Nivolumab in combination with lenvatinib in unresectable hepatocellular carcinoma: the IKF-t006/IMMUNIB translational phase-2 study
Mené sur 50 patients atteints d'un carcinome hépatocellulaire non résécable, cet essai de phase II évalue l'efficacité, du point de vue du taux de réponse objective, et la toxicité d'un traitement de première ligne combinant nivolumab et lenvatinib
Background: Combinations of anti-angiogenic agents, including lenvatinib, and PD-1/PD-L1 inhibitors have demonstrated antitumor activity with manageable toxicity in several tumor types, including hepatocellular carcinoma (HCC).

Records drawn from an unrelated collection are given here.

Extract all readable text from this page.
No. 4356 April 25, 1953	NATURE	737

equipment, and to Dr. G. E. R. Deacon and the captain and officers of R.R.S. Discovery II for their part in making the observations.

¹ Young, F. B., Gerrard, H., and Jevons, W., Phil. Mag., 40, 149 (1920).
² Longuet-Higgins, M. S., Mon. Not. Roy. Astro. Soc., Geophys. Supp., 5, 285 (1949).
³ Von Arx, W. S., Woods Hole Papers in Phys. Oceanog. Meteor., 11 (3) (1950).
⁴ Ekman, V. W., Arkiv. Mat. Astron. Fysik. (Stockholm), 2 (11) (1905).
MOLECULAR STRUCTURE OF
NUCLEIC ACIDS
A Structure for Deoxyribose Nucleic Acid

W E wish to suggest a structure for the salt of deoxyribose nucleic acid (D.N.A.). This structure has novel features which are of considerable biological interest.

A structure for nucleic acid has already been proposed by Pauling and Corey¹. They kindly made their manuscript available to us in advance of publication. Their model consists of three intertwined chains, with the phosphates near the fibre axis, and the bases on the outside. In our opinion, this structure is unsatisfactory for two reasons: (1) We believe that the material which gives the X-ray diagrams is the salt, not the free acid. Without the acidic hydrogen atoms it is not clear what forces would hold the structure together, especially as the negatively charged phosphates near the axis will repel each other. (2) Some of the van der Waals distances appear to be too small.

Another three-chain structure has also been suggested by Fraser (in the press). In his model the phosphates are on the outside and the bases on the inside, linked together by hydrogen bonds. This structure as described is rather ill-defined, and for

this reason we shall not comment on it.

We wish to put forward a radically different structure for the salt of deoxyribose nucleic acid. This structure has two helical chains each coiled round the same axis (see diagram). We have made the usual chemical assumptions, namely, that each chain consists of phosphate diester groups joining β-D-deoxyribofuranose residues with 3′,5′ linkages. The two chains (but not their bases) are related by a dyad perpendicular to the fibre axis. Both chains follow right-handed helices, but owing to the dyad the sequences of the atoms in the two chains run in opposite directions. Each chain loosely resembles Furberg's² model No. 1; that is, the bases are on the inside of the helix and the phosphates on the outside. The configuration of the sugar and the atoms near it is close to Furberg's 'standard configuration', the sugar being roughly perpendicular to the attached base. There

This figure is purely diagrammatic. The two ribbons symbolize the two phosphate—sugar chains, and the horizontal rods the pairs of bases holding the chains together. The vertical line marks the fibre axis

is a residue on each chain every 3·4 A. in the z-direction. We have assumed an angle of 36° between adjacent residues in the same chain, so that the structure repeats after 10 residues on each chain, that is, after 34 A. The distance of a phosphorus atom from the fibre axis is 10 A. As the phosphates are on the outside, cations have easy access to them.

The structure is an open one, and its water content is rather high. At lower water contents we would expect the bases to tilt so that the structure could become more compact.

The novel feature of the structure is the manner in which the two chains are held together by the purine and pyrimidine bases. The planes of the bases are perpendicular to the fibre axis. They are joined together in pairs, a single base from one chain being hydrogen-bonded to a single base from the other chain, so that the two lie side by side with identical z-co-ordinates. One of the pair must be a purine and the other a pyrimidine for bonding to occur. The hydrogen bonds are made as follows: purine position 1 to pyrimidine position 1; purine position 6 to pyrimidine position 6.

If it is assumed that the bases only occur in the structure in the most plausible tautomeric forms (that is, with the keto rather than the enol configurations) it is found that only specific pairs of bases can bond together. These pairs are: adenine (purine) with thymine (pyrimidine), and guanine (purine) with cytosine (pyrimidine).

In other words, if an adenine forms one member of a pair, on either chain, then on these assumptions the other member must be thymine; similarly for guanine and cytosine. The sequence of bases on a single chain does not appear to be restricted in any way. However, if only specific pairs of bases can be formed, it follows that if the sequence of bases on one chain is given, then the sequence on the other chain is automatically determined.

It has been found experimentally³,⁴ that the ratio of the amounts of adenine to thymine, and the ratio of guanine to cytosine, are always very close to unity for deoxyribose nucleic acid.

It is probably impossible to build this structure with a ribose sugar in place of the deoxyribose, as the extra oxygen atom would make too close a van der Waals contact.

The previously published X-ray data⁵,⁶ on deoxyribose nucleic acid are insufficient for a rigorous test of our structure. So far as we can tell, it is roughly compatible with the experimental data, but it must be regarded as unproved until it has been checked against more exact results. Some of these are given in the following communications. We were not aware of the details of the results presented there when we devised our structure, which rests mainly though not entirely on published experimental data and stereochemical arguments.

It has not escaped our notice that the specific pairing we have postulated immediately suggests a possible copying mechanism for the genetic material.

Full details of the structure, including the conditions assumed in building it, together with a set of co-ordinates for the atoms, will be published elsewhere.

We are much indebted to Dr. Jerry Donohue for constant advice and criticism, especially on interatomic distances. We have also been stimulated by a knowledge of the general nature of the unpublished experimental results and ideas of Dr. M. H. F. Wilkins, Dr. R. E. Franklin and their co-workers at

Objective: The IMMUNIB trial aimed to evaluate efficacy of nivolumab in combination with lenvatinib as first-line treatment in patients with unresectable HCC.
Design: This investigator-initiated single-arm phase-2 trial enrolled patients with advanced stage HCC for first-line therapy who were treated with lenvatinib plus nivolumab for a maximum of 18 months or until disease progression or unacceptable toxicity. The primary endpoint was objective response rate (ORR) according to RECIST v1.1. The study was powered to detect an ORR of 43% using a prespecified null hypothesis ORR of 24%Secondary endpoints included time to progression (TTP), progression free survival (PFS), overall survival (OS) and safety.
Results: Out of 50 enrolled patients, 49 received at least one dose of the combination treatment (24 BCLC-B, 18 BCLC-C, 7 not evaluable). The ORR was 32% [95% CI 19.5,46.7]. Median PFS was 9.0 months, and the median OS was 26.6 months. Notably, 17 patients were still alive at the last follow-up, with 2 remaining progression-free. Recurrent (≥5%) treatment related adverse events grade ≥ 3 included colitis, diarrhea, hypertension and elevated bilirubin. Exploratory translational analysis using plasma-based epigenomic and tissue-based transcriptome profiling indicated a correlation between FGFR activation as well as immune- and inflammatory signatures and treatment benefits.
Conclusion: Although the study did not meet its prespecified primary endpoint of an ORR ≥43%, the combination of lenvatinib and nivolumab demonstrated encouraging clinical activity with durable responses and prolonged overall survival in a subset of patients. Given the single-arm design, these find-ings should be considered exploratory and support further investigation of TKI/ICI combinations and biomarker-driven patient selection strategies in HCC.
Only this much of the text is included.